活動が一段落した7月3日、待望の夏の単独公演が同月28日と29日に開催されることが発表されたのである。

 

公演のタイトルは「Lovely Day 2」。

Lovely Dayは2015年12月にLOVELYZが初めて開催したファンミーティングのタイトルであり、今回の公演はその第二弾ということになる。

2017年1月の「Lovelyz in Winterland」以降単独コンサートの回数を重ねてきたLOVELYZだけに、このタイミングでコンサートではなくファンミーティングを開催するという発表には戸惑いを覚えた。

 

でも、そんなことは取るに足らない。

重要なのは、ポスターの写真に8人全員が勢揃いしているという事実である。

つい数日前までの混沌とした日々が遠い日の出来事のように感じられるほどの安堵を覚えた。

Wag-zakの活動が発表される前にこの写真が公開されていたとしたらどんなに心が平穏だったことかと思うが、今思えばそれさえもままならない状況だったのかも知れない。

などという詮索をしている場合ではない。

何しろ公演日は3週間後の週末である。

 

Lovely Day 2の会場はソウル特別市中区にある奨忠体育館。

 

奨忠体育館は約4500人のキャパシティを誇るスポーツ施設である。

完成したのは1963年と言うから、東京の日本武道館よりも歴史が古いということになる。

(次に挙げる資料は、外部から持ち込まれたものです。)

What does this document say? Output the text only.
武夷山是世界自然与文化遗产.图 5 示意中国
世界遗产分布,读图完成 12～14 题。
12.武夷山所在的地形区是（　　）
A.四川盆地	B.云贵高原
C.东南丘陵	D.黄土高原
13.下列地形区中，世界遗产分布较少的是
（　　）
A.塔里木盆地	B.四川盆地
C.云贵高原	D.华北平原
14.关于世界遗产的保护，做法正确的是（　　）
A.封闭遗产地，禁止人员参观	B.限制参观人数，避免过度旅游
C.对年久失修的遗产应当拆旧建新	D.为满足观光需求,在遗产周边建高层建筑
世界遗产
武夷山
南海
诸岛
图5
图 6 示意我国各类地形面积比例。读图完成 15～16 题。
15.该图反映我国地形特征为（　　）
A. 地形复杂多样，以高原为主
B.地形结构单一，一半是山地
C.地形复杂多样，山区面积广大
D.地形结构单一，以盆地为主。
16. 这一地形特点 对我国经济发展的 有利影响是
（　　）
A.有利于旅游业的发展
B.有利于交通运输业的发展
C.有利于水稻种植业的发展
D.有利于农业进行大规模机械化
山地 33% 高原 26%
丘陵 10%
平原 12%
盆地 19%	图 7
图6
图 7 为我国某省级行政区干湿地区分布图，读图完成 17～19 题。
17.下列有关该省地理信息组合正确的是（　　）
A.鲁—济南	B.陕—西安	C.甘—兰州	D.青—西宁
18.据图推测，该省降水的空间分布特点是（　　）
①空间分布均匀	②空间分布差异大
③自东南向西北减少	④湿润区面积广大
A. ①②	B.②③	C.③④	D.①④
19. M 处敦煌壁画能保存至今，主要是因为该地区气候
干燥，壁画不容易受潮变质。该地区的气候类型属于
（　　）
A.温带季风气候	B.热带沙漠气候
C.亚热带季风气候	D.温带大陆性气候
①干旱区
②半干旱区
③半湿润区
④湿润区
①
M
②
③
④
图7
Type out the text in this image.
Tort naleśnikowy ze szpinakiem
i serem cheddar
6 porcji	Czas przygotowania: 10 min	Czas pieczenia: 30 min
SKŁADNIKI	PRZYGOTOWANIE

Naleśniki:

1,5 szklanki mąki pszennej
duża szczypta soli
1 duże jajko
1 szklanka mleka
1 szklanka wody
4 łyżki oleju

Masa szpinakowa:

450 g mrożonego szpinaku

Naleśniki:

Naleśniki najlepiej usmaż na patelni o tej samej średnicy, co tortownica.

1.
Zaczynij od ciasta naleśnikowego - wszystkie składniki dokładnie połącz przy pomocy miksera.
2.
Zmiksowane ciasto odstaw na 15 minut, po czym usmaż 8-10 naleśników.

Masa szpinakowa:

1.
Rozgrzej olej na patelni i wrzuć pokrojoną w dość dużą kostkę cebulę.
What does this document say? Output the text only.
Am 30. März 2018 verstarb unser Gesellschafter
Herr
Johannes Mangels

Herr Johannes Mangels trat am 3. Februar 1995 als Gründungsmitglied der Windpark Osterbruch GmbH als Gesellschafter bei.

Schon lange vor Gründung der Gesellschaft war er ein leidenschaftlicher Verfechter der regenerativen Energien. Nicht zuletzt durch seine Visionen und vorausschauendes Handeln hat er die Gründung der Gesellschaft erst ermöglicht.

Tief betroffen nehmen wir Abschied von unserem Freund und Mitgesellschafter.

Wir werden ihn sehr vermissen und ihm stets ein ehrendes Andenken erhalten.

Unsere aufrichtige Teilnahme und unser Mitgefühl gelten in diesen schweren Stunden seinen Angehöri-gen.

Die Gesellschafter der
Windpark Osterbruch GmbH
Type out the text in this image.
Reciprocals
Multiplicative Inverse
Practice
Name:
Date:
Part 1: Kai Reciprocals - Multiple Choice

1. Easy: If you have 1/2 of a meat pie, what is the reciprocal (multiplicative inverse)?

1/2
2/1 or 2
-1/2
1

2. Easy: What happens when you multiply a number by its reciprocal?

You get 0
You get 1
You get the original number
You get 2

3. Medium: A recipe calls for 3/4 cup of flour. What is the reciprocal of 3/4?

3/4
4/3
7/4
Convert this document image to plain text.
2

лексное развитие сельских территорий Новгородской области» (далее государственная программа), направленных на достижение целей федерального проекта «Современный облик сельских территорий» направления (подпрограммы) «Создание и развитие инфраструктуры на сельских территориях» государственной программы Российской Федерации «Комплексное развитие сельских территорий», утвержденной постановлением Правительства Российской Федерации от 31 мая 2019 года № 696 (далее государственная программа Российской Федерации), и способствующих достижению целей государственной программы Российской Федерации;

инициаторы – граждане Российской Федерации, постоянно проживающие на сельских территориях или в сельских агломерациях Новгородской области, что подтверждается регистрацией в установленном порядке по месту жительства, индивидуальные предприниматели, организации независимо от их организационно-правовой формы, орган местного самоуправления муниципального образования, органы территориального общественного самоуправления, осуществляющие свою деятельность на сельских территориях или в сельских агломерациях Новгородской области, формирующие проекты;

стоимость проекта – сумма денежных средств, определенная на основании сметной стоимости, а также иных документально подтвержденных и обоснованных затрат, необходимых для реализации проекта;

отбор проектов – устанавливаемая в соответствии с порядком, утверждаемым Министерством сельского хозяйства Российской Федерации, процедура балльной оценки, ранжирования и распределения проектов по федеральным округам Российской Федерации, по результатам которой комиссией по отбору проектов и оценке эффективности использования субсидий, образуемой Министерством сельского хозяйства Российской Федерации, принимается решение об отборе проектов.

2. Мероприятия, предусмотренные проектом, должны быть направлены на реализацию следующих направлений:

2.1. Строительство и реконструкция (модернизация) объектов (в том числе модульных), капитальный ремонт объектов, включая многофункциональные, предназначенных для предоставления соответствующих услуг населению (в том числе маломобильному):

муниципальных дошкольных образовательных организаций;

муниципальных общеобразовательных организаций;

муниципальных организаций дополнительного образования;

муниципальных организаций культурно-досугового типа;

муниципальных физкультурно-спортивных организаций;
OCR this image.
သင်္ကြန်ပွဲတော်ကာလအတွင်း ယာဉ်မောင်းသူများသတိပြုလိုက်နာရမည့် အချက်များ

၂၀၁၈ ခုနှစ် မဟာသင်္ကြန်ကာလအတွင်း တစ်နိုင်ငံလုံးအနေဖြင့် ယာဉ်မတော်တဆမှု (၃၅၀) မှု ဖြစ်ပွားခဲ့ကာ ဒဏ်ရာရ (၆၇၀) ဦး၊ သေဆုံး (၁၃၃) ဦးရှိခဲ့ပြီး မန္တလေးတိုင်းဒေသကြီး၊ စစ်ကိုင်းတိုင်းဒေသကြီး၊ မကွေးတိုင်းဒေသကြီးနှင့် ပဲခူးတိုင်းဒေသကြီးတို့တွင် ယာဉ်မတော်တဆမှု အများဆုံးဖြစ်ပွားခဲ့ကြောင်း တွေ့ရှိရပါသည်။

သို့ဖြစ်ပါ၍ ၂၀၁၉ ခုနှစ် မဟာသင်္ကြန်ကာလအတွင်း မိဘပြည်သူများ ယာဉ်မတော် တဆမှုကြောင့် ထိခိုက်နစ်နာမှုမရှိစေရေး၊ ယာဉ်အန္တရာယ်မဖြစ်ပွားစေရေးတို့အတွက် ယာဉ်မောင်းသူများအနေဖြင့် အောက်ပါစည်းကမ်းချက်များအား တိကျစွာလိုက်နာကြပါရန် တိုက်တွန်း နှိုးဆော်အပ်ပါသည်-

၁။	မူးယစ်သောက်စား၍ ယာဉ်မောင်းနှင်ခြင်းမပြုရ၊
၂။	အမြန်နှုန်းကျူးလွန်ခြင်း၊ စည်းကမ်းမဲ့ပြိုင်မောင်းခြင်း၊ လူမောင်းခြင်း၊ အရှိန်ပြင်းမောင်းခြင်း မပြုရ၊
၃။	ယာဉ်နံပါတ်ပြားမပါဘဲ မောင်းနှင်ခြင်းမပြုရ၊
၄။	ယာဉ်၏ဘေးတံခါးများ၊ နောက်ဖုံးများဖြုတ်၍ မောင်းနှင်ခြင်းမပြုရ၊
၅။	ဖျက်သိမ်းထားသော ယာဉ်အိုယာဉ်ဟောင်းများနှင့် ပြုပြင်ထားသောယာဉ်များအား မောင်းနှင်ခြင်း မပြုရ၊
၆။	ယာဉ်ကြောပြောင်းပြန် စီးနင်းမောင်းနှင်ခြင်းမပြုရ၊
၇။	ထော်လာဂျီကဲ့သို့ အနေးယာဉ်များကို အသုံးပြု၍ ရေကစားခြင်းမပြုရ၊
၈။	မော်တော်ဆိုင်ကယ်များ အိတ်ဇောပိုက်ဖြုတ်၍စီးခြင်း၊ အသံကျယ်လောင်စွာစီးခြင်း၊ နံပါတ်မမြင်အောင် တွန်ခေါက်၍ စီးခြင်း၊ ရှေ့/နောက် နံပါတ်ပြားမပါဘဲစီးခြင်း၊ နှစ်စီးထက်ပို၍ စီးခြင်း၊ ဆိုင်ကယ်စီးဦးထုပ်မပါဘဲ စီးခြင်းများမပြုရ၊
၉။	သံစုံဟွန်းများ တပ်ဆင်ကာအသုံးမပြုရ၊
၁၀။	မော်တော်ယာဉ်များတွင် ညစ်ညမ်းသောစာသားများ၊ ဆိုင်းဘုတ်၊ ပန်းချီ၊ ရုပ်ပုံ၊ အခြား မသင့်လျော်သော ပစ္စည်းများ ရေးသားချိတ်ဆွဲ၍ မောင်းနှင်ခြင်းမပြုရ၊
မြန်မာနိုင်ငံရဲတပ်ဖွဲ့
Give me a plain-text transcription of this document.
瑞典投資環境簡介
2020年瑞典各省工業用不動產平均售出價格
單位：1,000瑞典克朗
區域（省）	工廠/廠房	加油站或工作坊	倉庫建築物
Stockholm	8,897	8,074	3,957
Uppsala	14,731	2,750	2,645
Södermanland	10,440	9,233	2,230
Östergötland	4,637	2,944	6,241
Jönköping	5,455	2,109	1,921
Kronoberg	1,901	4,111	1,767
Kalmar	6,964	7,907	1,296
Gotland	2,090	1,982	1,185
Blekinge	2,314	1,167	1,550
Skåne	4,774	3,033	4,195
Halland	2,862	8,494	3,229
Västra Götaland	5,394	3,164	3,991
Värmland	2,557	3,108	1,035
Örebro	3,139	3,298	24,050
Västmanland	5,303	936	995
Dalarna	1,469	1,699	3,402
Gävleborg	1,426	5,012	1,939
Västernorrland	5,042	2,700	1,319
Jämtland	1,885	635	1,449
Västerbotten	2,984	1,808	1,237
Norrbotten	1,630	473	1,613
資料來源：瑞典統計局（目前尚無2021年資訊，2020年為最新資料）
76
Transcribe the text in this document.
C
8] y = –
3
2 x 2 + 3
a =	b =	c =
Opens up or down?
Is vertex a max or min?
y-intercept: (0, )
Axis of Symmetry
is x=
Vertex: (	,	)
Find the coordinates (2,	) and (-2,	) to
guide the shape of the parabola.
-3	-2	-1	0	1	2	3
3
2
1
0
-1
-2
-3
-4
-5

ちなみに2012年から2015年にかけて大規模なリニューアル工事を行ったそうで、音響は日本武道館とは比較にならないほど良い。

 

地下鉄の最寄り駅は3号線の東大入口で、5番出口から地上に出ればすぐ目の前である。

ちなみに地下鉄路線図では分かりにくいが、実は東大門歴史文化公園駅からも徒歩圏内で、なかなか便利な立地である。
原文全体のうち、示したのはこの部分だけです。